Leave My Attitude Alone

I just finished reading a summation of a celebrities journey with cancer, in which she claims that to survive cancer you must believe you will “win”.  She went on to say that all of the “survivors” she knew had this belief.  I am dumbfounded by this.  Of course the women she knows believe they are winners; They are Alive!  Does she really think that the women who died thought “I’m a loser”, and that is why they died?  Did she interview women on their death beds and ask them if they thought they were “winners”, only to find out that they did not?   Of course not!

This weekend a fellow ovarian cancer sufferer died.  She was diagnosed at age 28 and 5 years later she is dead.  And let me be clear:  She believed she would be a winner.  She had one of the best “attitudes” I’ve ever seen.  She felt, with all her heart and soul, that her doctors would eventually cure her.  She did everything she could to live.  And she did so with a great attitude.  And now she is dead.  Let me be very clear here:

She DID NOT DIE Because of Her Attitude.

I can’t begin to express how offensive this is to those of us with  cancer.  I can’t think of any other instance in which people are told that their “attitude” will determine life or death.  If it is true that attitude influences life and death, shouldn’t we then add the following to our list:

 

  • If you have a positive attitude while driving you will never have an accident.
  • If you have a positive attitude while raising your children they will never get sick.
  • If you have a positive attitude while cooking dinner you will never start a fire, or under-cook pork.
  • If you have a positive attitude you will never fall and get hurt.
  • If you have a positive attitude you will never get the flu, or a cold.
  • If you have a positive attitude while exercising you will never suffer an injury.

It is all so ludicrous.

Here is the TRUTH:  Attitude will not save you.  Period.

While I was going through chemo I was bombarded with the advice that I needed to keep a positive attitude, that this positive attitude would actually keep me alive.   My mother was particularly vocal with this advice (sorry mom – someone has to get thrown under the bus, for illustrative purposes; I do love and adore you).   At the time my mother was suffering from alopecia and had several bald spots.   As I covered my bald head with a hat, since it was winter and I was cold, she would pull me over the our sliding glass doors and pull up bits of her hair and ask if I thought her bald spots were getting better.   This usually happened shortly after she had chastised me for saying something like “I don’t think I’d make it through this chemo again if I recur”, to which I would hear “you can’t think like that, or it will come back”.

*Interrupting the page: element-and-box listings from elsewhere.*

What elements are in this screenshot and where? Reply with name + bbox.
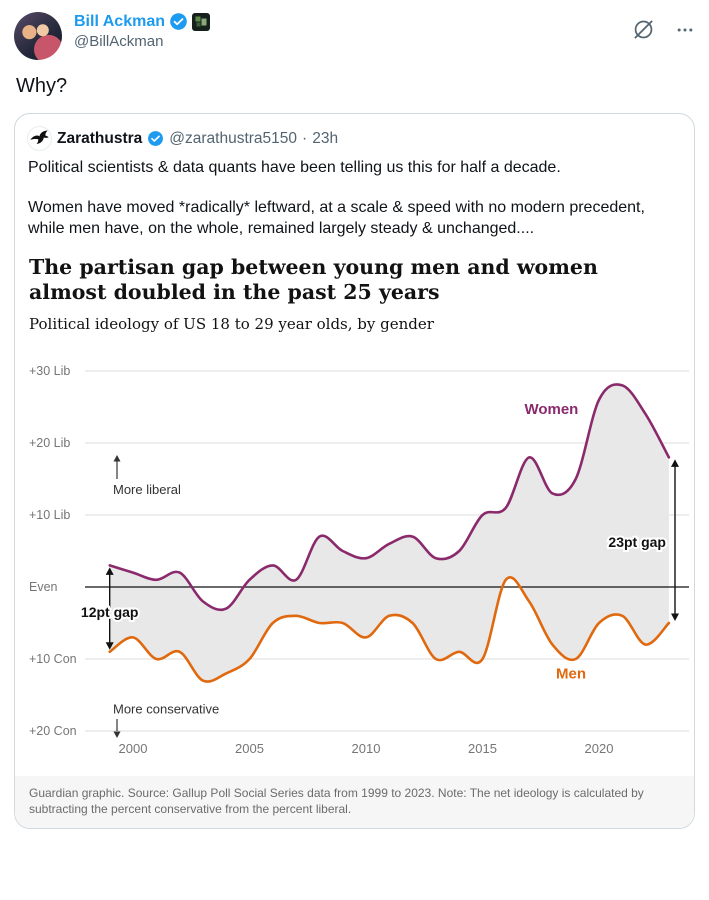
- chart-header: The partisan gap between young men and w…: [15, 243, 694, 332]
- more-conservative-arrowhead: [113, 731, 121, 738]
- chart-plot-area: +30 Lib +20 Lib +10 Lib Even +10 Con +20 Con 2…: [15, 343, 694, 768]
- gap-end-arrowhead-top: [671, 458, 679, 467]
- more-conservative-label: More conservative: [113, 701, 219, 716]
- y-tick-label: +20 Lib: [29, 436, 70, 450]
- y-tick-label: +10 Con: [29, 652, 77, 666]
- tweet-actions: [632, 12, 695, 41]
- gap-end-label: 23pt gap: [608, 534, 666, 550]
- author-handle: @BillAckman: [74, 33, 164, 50]
- quoted-tweet-card[interactable]: Zarathustra @zarathustra5150 · 23h Polit…: [14, 113, 695, 829]
- x-tick-label: 2015: [468, 741, 497, 756]
- chart-subtitle: Political ideology of US 18 to 29 year o…: [29, 314, 434, 333]
- quote-timestamp: 23h: [312, 129, 339, 147]
- x-tick-label: 2005: [235, 741, 264, 756]
- y-tick-label: +30 Lib: [29, 364, 70, 378]
- x-tick-label: 2010: [352, 741, 381, 756]
- affiliate-badge-icon[interactable]: [192, 12, 210, 31]
- quote-author-name[interactable]: Zarathustra: [57, 129, 143, 147]
- women-label: Women: [524, 401, 578, 418]
- chart-media[interactable]: The partisan gap between young men and w…: [15, 243, 694, 828]
- x-tick-label: 2000: [119, 741, 148, 756]
- author-names: Bill Ackman @BillAckman: [74, 12, 632, 50]
- tweet-header: Bill Ackman @BillAckman: [14, 12, 695, 60]
- y-tick-label: +10 Lib: [29, 508, 70, 522]
- more-icon[interactable]: [675, 20, 695, 40]
- quote-author-handle: @zarathustra5150: [169, 129, 298, 147]
- ideology-chart-svg: +30 Lib +20 Lib +10 Lib Even +10 Con +20 Con 2…: [29, 364, 689, 756]
- tweet: Bill Ackman @BillAckman Why?: [14, 12, 695, 829]
- women-line: [108, 382, 671, 611]
- quote-header: Zarathustra @zarathustra5150 · 23h: [15, 114, 694, 151]
- more-liberal-label: More liberal: [113, 481, 181, 496]
- x-tick-label: 2020: [585, 741, 614, 756]
- quote-avatar[interactable]: [27, 126, 52, 151]
- more-liberal-arrowhead: [113, 454, 121, 462]
- quote-paragraph: Political scientists & data quants have …: [28, 159, 561, 176]
- y-tick-label: +20 Con: [29, 724, 77, 738]
- chart-source-note: Guardian graphic. Source: Gallup Poll So…: [15, 775, 694, 828]
- gap-end-arrowhead-bottom: [671, 613, 679, 621]
- quote-verified-badge-icon: [147, 130, 164, 147]
- quote-separator-dot: ·: [302, 129, 308, 147]
- gap-start-arrowhead-top: [105, 566, 114, 575]
- gap-area: [109, 384, 669, 682]
- author-avatar[interactable]: [14, 12, 62, 60]
- gap-start-label: 12pt gap: [81, 604, 139, 620]
- grok-icon[interactable]: [632, 18, 655, 41]
- men-label: Men: [556, 665, 586, 682]
- gap-start-arrowhead-bottom: [105, 641, 114, 650]
- men-line: [108, 575, 671, 683]
- tweet-text: Why?: [16, 75, 68, 97]
- chart-title: The partisan gap between young men and w…: [29, 255, 598, 304]
- author-name[interactable]: Bill Ackman: [74, 12, 165, 30]
- y-tick-label: Even: [29, 580, 58, 594]
- quote-paragraph: Women have moved *radically* leftward, a…: [28, 198, 645, 237]
- verified-badge-icon: [169, 12, 188, 31]
- quote-text: Political scientists & data quants have …: [15, 151, 694, 239]
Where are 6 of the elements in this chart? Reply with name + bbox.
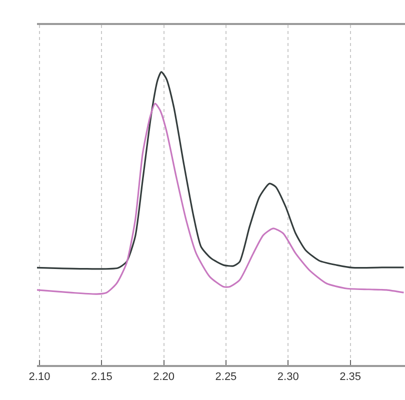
x-tick-label: 2.30 (277, 371, 299, 384)
x-tick-label: 2.15 (90, 371, 112, 384)
x-tick-label: 2.35 (340, 371, 362, 384)
x-tick-label: 2.20 (153, 371, 175, 384)
x-tick-label: 2.25 (215, 371, 237, 384)
x-tick-label: 2.10 (28, 371, 50, 384)
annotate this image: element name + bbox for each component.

While I was going through chemo, completely bald, unable to eat anything except bananas and peanut butter, barely able to move from my bed to my couch, vacillating between chills and sweats, I heard complaints from others all of the time.  People didn’t hesitate to complain about the issues in their lives, to vocalize their negative attitude about their own issues.   My mother never said, or thought, or believed, that if she had a “positive attitude” about her alopecia it would go away!   And no one would ever have implied such a ridiculous idea.   Yet  I was repeatedly told that I could not say, or think, negative thoughts, that these thoughts would kill me.

And lest you think I simply don’t understand the good intent behind this sentiment, let me clear:  I understand that you think you are “helping” us feel better.  I understand that you want to believe that my attitude will control my outcome.  I understand that you want me to live and, perhaps more importantly, you want to believe that if you have a positive attitude you will live; you will not get cancer and if you do, you will be able to control it with your “positive attitude”.  I get this, as does every other cancer patient I know.

How about a moratorium on the idea that “attitude” is everything?  How about, the next time a cancer patient or survivor expresses fear, or pain, or anger, or exhaustion, we say:

“I hear you.  This sucks and I can’t imagine what it is like living with this.  I am sorry you are going through this and of course you can complain!  Complaining, wallowing is self-pity, having negativity Won’t Kill You.  It is a human emotion, it is  your truth, it is your feeling and your experience and I will listen without judgement”

 

I will not live ashamed of my “bad attitude”.  I will experience and live my fear, my anger, and my bitterness when they surface.  My suggestion to the rest of you is: Leave My Attitude Alone.